L'intégration a été la dynamique singulière de la société française. Oui, elle est vécue par des millions de personnes, et en particulier par tous ces Français dont les ancêtres viennent de pays voisins ou lointains. Elle est la vie de celles et de ceux qui accompagnent nos enfants et nos aînés, qui travaillent dans nos restaurants, des médecins dans nos services d'urgence, des informaticiens, des entrepreneurs - tous participent à la vie de notre pays et contribuent à sa richesse. Elle est aussi la vie de leurs enfants, qui vont à l'école.

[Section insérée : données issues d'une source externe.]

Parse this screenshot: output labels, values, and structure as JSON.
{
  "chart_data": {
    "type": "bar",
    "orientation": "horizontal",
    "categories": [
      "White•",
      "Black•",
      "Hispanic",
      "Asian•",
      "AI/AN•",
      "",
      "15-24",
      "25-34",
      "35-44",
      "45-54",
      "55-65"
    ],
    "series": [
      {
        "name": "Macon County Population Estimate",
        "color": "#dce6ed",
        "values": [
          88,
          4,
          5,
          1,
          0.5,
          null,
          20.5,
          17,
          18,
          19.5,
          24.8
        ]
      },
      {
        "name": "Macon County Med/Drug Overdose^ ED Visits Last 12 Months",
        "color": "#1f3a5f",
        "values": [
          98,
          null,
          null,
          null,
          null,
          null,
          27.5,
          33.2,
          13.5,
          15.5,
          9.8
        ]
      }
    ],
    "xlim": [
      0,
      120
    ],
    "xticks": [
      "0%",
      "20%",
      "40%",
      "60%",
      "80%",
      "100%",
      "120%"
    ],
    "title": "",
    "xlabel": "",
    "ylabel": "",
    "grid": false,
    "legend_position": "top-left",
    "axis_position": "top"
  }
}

Les instruments d'une intégration réussie, nous les connaissons : le travail, la langue, les principes de la République, le principe de laïcité, c'est-à-dire notre héritage commun, humaniste - ce que nous devons transmettre.

Mais tous ces instruments qui font notre fierté sont aussi pris dans la tourmente. Si nous améliorons notre éducation, si nous sommes fiers de nos principes, si nous sommes plus rigoureux et efficaces pour faire respecter la loi, alors l'intégration pourra être réussie.

Mesdames, messieurs les sénateurs, monsieur le président Kanner, telles sont les réponses que nous devons reconstruire tous ensemble. (Applaudissements sur les travées du groupe UC et sur des travées des groupes RDPI, RDSE, INDEP et Les Républicains. - Mmes Laurence Rossignol et Marie-Arlette Carlotti applaudissent également.)